Twenty-year-old culinary student Chanty Gaskin was worried that she might get queasy watching a whole hog butchering demonstration at the Art Institute of Charleston's kitchen on Saturday morning.

"I was kinda scared at first," Gaskin said, shortly after the demo was over. "To see it from beginning to end was awesome."

Nathan Thurston, the chef de cuisine at Kiawah Island Golf Resort's The Ocean Room and an instructor at the institute, held the free demonstration as part of the institute's open house on Saturday and as a way to demonstrate the responsibility chef's have in the "Farm to Table" movement.

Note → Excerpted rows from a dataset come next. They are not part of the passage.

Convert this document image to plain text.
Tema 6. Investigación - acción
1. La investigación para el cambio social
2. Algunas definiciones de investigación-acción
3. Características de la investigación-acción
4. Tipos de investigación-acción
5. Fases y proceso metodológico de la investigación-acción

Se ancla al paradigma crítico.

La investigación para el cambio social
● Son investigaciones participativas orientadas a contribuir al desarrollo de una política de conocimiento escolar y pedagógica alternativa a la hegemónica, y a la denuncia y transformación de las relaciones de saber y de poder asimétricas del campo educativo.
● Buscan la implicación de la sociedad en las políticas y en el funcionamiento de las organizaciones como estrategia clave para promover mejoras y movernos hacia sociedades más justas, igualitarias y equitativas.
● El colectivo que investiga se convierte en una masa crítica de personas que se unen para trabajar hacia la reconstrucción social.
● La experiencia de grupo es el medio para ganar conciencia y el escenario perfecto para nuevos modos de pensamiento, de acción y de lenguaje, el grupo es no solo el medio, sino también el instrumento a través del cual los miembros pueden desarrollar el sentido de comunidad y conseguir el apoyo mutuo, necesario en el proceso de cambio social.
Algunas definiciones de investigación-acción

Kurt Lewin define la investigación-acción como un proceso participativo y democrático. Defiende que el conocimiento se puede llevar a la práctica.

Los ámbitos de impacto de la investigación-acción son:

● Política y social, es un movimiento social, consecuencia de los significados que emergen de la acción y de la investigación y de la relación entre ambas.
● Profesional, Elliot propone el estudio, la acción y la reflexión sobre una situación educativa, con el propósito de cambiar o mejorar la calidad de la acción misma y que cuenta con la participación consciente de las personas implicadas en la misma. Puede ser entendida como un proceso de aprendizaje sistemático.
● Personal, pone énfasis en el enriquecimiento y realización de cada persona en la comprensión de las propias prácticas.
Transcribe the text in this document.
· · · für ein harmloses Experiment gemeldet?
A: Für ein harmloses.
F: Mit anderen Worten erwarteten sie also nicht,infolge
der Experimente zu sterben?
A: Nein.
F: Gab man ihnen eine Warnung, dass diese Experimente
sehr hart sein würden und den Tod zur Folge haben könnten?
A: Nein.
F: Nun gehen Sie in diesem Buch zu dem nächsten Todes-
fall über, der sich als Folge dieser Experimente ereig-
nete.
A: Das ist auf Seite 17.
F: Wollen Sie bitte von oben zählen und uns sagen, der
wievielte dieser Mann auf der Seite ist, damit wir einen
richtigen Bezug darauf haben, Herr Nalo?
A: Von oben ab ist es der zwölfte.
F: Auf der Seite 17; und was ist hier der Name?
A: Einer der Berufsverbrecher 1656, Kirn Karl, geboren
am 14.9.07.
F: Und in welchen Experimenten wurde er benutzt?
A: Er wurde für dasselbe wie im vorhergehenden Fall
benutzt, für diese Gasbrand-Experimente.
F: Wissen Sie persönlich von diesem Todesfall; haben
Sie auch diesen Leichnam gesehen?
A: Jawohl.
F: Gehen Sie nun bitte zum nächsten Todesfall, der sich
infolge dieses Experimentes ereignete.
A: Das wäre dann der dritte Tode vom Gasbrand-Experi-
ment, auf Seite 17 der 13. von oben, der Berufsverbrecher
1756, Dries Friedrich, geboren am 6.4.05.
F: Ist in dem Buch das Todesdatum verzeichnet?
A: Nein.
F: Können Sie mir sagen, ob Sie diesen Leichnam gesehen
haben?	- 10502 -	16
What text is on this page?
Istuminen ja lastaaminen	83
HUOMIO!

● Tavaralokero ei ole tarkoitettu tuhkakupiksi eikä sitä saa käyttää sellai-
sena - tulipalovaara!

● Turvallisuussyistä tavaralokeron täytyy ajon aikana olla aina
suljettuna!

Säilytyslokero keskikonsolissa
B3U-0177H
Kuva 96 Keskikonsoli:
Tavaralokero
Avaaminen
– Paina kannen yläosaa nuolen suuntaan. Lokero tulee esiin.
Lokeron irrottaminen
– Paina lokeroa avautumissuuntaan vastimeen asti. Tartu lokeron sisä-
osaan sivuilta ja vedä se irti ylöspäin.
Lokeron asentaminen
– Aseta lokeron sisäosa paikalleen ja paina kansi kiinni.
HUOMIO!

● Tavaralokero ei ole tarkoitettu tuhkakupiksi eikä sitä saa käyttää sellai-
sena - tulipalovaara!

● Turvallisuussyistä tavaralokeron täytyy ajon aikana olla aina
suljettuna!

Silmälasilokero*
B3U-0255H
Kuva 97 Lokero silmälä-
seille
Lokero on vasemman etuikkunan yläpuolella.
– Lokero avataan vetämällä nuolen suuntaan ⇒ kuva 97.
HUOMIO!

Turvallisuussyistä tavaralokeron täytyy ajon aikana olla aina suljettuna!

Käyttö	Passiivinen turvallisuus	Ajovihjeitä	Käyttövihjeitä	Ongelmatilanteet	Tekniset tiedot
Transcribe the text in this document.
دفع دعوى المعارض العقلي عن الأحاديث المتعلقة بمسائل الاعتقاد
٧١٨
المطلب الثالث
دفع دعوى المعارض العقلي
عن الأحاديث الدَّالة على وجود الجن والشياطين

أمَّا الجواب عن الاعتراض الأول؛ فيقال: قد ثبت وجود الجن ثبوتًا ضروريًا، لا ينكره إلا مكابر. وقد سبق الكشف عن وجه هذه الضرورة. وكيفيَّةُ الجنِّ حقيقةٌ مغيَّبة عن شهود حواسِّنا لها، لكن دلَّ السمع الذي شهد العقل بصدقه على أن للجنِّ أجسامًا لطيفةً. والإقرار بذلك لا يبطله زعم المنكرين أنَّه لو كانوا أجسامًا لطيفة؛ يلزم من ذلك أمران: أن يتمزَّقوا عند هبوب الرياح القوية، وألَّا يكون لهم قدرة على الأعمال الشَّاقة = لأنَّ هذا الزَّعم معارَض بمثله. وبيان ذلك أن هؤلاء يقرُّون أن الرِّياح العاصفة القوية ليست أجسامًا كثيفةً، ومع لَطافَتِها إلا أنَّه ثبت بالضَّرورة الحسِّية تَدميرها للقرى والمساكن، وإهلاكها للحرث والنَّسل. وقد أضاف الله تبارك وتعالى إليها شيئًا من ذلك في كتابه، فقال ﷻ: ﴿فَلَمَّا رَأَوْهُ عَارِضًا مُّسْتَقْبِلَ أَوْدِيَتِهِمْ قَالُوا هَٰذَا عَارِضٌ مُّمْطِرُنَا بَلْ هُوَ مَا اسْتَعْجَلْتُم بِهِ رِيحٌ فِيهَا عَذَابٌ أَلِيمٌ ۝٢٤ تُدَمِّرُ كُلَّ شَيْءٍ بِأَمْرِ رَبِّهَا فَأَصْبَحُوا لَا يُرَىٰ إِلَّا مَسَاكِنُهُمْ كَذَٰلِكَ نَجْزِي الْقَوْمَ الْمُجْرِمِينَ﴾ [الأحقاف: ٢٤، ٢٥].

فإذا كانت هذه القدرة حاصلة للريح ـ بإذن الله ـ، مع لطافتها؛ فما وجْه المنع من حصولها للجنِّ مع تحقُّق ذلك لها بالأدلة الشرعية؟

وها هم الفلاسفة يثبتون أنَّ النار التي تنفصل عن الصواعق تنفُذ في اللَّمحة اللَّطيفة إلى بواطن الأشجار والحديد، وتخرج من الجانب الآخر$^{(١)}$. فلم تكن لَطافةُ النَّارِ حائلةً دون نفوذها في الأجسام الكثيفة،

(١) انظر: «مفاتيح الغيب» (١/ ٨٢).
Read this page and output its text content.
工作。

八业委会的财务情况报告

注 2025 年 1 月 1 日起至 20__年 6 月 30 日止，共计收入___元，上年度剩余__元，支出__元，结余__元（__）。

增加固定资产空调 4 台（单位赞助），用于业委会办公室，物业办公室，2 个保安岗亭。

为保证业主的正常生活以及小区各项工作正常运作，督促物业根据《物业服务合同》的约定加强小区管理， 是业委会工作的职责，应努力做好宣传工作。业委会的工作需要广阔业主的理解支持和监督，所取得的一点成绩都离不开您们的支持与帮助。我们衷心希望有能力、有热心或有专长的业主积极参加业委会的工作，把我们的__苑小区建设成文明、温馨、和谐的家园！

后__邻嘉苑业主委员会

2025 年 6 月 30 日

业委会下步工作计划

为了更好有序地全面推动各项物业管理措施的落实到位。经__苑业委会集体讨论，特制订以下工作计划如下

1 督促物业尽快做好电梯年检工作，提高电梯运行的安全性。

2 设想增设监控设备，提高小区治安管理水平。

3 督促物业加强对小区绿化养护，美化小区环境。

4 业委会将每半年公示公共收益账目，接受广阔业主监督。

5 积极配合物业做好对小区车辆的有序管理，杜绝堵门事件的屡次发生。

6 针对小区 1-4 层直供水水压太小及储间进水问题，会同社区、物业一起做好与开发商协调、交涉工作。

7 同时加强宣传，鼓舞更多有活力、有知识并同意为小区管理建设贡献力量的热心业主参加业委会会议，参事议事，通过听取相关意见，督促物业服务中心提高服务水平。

The movement seeks to re-establish the small, local farm in the United States. Thurston used a heritage breed Tamworth hog from Keegan- Filion Farms in Walterboro in the demonstration and frequently underscored the difference between sustainably farmed, heritage hogs and the "commodity" hogs raised in factory farms.

He compared the difference to that between an heirloom tomato, which is colorful, juicy and only available a month or two every year, and a generic, tasteless tomato available year-round in supermarkets.

A key component, however, of making a sustainable, locally grown food chain feasible is by reducing waste. And he managed to show students and the occasional open house passerby that using the whole hog -- except maybe the eyeballs (which cloud up broth) -- possible.

"There is not anything we waste on this (hog)," Thurston said. "As a result, we're respecting Mother Nature. We need to treat food like this because that's how food deserves to be treated. We should not waste parts of the animals. The discussion here is about supporting local farmers. It's easier for farmers to sell you a whole pig, because if he doesn't have to process this he can turn it around quicker and focus on growing more pigs. It's a full circle."

In turn, chefs -- who will pay more for a heritage breed hog -- can maximize the profit from the animal.

During Saturday's demonstration, Thurston went through the entire process: removing organs, the head, isolating the shoulder, splitting the shoulder, isolating the butt, slitting the pelvic area, splitting the hog into loin and ham, isolating the hams, removing the leaf lard, removing the diaphragm muscles, removing the tenderloin, isolating the sirloin and isolating the rib loin section from the belly.

At points when cutting ribs and bacon off the hog, some in the crowd, which ranged in size from 20 to 40 people, oohed and ahhed, asking if they could take some of the cuts home with them.

Rick Jerue, president of the Art Institute of Charleston, said the institute, Thurston and other culinary faculty members are committed to supporting local food, heirloom products and sustainability.

"Chefs here believe in 'Farm to Table' and I think that's why Charleston has become a culinary destination," said Jarue, noting that the largest single program at the institute is its culinary one -- 220 of its 800 total students are in the program.